Wednesday, August 24, 2011

Gilbert goes to Grainger

After the great basement flood of '10  and the largely forestalled mini flood two weeks ago,  and with Hurricane Irene possibly coming to call, we decided we needed to come up with at least a slightly better plan in the event of another sewer backup.

We're going to try  inflatable test plugs- basically a heavy rubber balloon that you put into a pipe (or toilet U bend) and then inflate.  They're typically used in new construction when the plumbing on a house is tested to make certain there are no leaks.   They put these in every drain, and then pressurize the system, and it has to hold pressure for 24 hours.

I do think that the warning tag is a bit extreme!   For the record, I'm going to risk life and limb and NOT wear a safety helmet while I put it in.   The bright orange tag might be a good clue to others that the toilet should not be used however! Note that it takes a Schrader valve, so I can use a bike pump to inflate it.  Although perhaps I need a dedicated pump since I'll be sticking it in the toilet bowl. hmmm.

The most convenient place for me to get one locally turned out to be Grainger,   which is one of those Mega-industrial supply places,  like Home Depot on Steroids.   Need a continuity tester?  Check.
Need a conveyor belt?  Check,   Need a mop and janitor's supplies?  Check.

I'm mostly familiar with their telephone-book sized catalog,  which I like to peruse when I can't get to a hardware store, but have a practical products jones that needs to be scratched.  But it turns out that they have a store about a mile away from my office, which is convenient.   There's an old warehouse/ industrial district with a working waterfront, with a lot of industrial truck traffic and a distinct smell of fish.  But they've converted the closer-in part of the area to fancy restaurants and shops,  the new Institute for Contemporary art, and a giant convention center.    So it's an odd experience-  there's a bike lane,  lots of streetlife, and then boom, you're tossed in amoung the semi-trailers.   Fortunately I didn't have to ride far through that district, but these photos give you an idea of the feel of the place:


  1. I hope these work out for you in the event of a storm backup!

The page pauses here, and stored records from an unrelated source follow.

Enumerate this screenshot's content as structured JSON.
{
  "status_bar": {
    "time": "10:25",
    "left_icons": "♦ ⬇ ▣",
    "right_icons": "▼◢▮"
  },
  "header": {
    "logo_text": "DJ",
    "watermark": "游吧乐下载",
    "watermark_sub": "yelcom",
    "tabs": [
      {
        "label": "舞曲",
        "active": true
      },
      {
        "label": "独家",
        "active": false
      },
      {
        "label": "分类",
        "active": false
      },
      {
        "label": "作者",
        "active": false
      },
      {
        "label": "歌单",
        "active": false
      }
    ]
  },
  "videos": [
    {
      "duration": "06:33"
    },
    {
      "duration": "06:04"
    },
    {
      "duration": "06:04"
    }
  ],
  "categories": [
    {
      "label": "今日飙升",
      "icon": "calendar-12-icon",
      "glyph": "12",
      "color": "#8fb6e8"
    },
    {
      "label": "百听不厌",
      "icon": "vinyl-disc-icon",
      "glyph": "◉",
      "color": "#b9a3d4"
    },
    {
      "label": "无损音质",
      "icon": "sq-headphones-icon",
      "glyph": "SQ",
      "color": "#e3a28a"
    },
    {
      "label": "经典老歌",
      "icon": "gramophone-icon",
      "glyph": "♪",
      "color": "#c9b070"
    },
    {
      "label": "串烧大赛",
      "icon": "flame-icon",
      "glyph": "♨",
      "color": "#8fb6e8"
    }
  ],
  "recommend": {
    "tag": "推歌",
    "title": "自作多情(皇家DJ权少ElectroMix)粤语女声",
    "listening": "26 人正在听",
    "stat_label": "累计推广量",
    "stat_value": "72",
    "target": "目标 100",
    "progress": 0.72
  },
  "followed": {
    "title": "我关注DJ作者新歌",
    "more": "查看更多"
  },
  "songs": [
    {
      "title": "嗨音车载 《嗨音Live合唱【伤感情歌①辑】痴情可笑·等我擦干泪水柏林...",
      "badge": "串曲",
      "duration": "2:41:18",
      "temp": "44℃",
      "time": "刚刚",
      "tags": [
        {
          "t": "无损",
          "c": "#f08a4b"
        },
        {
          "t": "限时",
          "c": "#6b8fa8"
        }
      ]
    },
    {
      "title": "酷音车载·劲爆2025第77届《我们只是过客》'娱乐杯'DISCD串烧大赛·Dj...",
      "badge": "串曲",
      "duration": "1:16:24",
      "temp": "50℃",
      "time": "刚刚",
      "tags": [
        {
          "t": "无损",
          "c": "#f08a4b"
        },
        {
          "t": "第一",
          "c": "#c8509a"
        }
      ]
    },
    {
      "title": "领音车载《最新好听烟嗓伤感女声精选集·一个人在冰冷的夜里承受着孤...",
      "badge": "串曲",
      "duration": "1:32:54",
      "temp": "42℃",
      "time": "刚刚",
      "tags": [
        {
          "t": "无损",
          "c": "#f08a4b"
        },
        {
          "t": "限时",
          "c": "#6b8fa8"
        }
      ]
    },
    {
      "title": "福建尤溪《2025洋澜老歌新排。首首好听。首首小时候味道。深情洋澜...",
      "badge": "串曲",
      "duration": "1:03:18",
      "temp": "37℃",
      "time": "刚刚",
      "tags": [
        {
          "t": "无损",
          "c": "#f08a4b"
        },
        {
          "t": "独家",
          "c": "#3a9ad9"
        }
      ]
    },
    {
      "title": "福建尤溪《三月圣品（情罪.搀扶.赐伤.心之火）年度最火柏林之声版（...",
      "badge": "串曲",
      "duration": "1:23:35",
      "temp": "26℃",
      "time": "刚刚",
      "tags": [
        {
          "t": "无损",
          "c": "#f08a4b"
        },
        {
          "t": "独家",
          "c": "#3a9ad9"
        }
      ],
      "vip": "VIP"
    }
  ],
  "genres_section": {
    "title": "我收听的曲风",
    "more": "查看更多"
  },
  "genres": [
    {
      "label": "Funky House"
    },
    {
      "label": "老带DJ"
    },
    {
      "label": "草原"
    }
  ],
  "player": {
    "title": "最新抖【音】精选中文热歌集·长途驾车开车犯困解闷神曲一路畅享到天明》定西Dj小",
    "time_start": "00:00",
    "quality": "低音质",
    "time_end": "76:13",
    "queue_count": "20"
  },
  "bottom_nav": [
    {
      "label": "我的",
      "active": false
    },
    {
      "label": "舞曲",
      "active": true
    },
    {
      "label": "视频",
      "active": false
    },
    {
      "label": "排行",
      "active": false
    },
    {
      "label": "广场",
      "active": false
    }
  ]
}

I also hope Irene doesn't hit Massachusetts for the D2R2 ride this Saturday! The rain I can deal with, but I just don't want there to be wind...the hills alone will be challenging enough!

  2. Grainger is cool, you can get anything through them. ;)

  3. Have you, or your landlord, considered having a back-flow preventer installed?

  4. Unfortunately the logistics of the existing plumbing (basement bath not on separate lateral, and both sides of the condo sharing a main line) a backflow preventer isn't an option. I SO wish that there was a toilet which incorporated a backflow preventer in the toilet...
    We'd have to tear out the basement bathroom completely to rejigger things, and we're not sure if it's financially worth it, although the emotional uncertainty is tough to take.
    Sump pump is going to be my project for September. There's one in the other side of the condo, but I want to put one in the boiler room, and through a series of dams(raised thresholds) and spillways (reduced thresholds) lead any possible overflow to an automatic sump

  5. Toilets designed for marine applications have integral back-flow prevention systems. One designed for freshwater usage could probably work. While expensive, it may be cheaper than semi-annual sewage cleanup.

    Toto's hatbox toilet might also offer the same back-flow prevention given that it uses an electric pump to control pressure similar to many of the marine toilets.

  6. @ Anon9:43.

    I'm intrigued by the idea of a marine toilet, but at least the one I looked at said specifically that it was not suitable for residential applications with a horizontal pipe run. I'm guessing that it doesn't use enough water to get proper flow along the pipe.
    I'll do more research, and see what I can find out- thanks for the tips!